Der Kleber war schon angerührt, da zuckte meine Hand. Der Vater hatte manchmal gesagt, mein Groschen sei kein Sturzbomber. Das hatte mich schwer getroffen, zu Zeiten. Sagt man sowas zu einem Kind? Jetzt war ich ein anderes Kind, ein neues, und ich dachte lächelnd an ihn. Ich hoffte es ging ihm gut, diesem geliebten, gefürchteten Kerl, der er war, und der erst zu Milde und Bedürfnis erwachte, als er alt war. Ich hoffte, es ging ihm gut, denn obwohl er nun der angenehmere combattant geworden war, hatte ich keine Zeit für ihn gerade. Er müsste verstehen und würde. Mit voller Absicht hatte ich keinen Telefonanschluss. Das handy hatte ich schon seit vielen Tagen nicht mehr angerührt, und müsste ernsthaft nachdenken, wo es ist. Dabei hatte ich es zur Notfallversorgung erklärt. Ich lächelte wieder. Welcher, bitte welcher Notfall.
Mein Groschen fiel wie ein Sturzbomber. Blitzlichtartige Erkenntnis. Diese Kachel, diese Claire, die würde immer bei mir bleiben müssen, egal wo und wie. Das war mein Immer. Sie musste hier befestigt werden, unverwüstlich – und dennoch jederzeit, noch vor dem handy abgezupft werden können für jeden Weg, der kam. Ich musste sie so befestigen, dass das alles möglich war. Ich nahm den Eimer mit dem Klebezeug beherzt, auch wenn ich ihn für Geld erwarb, und davon hatte ich gerade weniger als man sich denken kann, nahm ihn und warf ihn über den Zaun, wo die Nachbarn eine ansehnliche Müllhalde erzeugten. Das leistete man sich hier. Und auch, wenn ich noch mal in mich gehen musste, ob ich allen Verrohungen, die hier statt hatten, neben dem Lieblichen und Neuen, nachgeben sollte: jetzt war es richtig. Denn der blöde Klebstoffeimer versank zwischen einer verrosteten Autotür und einem verschimmelten Federbett, das ganze garniert von unzähligen Plastikflaschen. Versank für immer und ewig. Ciao. Ciao.

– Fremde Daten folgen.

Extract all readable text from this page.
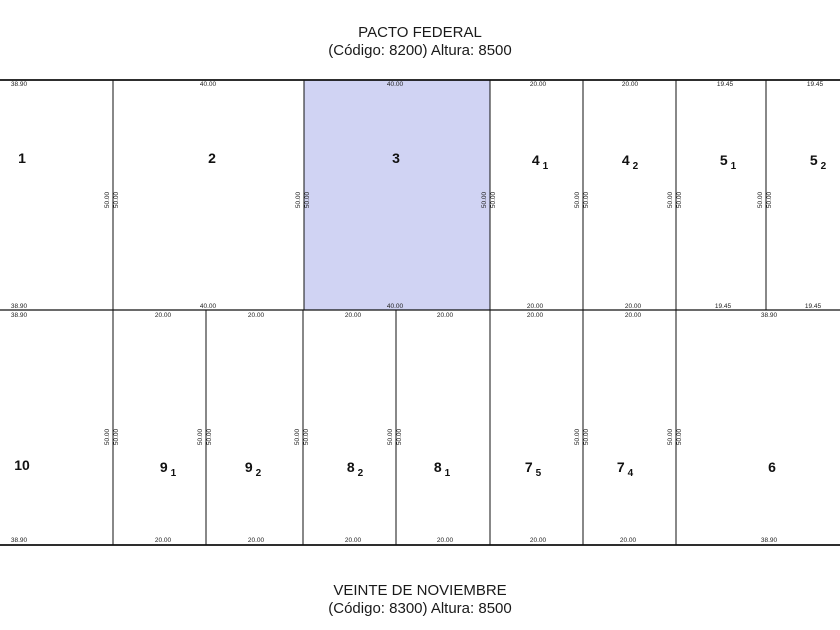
PACTO FEDERAL
(Código: 8200) Altura: 8500
1	2	3	4 $_1$	4 $_2$	5 $_1$	5 $_2$
10	9 $_1$	9 $_2$	8 $_2$	8 $_1$	7 $_5$	7 $_4$	6
38.90	40.00	40.00	20.00	20.00	19.45	19.45
38.90	40.00	40.00	20.00	20.00	19.45	19.45
38.90	20.00	20.00	20.00	20.00	20.00	20.00	38.90
38.90	20.00	20.00	20.00	20.00	20.00	20.00	38.90
50.00 50.00	50.00 50.00	50.00 50.00	50.00 50.00	50.00 50.00	50.00 50.00
50.00 50.00	50.00 50.00	50.00 50.00	50.00 50.00	50.00 50.00	50.00 50.00
VEINTE DE NOVIEMBRE
(Código: 8300) Altura: 8500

Mein Zaun war hoch. Und seltsam war es schon, wie nah hier alles beieinander war. Vor der hölzernen Tür, einen kieseligen Weg lang, blühten und dufteten Stauden, wie ich sie nicht kannte, verausgabten sich noch einmal, verströmten, sangen Arien eines Miteinanders von Menschen und Natur, wie es schöner nicht sein konnte. Wenige Meter entfernt diese Müllhalde, ein Inferno des Verbrauchten und Überflüssigen, wie es in Deutschland ordnungspolitische Maßnahmen größter Güte hervorgerufen hätte. Das wunderbare Prinzenpaar von gegenüber, so habe ich sie getauft, mit den Kindern, die aussahen, wie im Himmel modelliert. Jung, zart, Ebenholz. Und der Alte, der immer wieder an meiner kleinen Kemenate vorbeischlich, der bei jedem Schritt weinte, so weh tat es ihm, und so schlecht war seine Prothese. Beschissen schlecht, dachte ich zornig. Immer noch konnte ich zornig sein, auf all das, was so unsagbar schief läuft. Und dennoch, hierher, in dieses geschundene Paradies, kann man nicht kommen, wenn man Politkerin sein will oder Moralistin. Nur mit dem Bedürfnis, Mensch zu sein, der alles sehen und kennen will, und darin sein, zwischen allem, den betörenden Blüten, dem unendlichen Müll. Ich seufzte tief, streichelte die Kachel, streichelte die anverwandelte Claire, nahm sie mit, legte sie auf meine spartanische Anrichte.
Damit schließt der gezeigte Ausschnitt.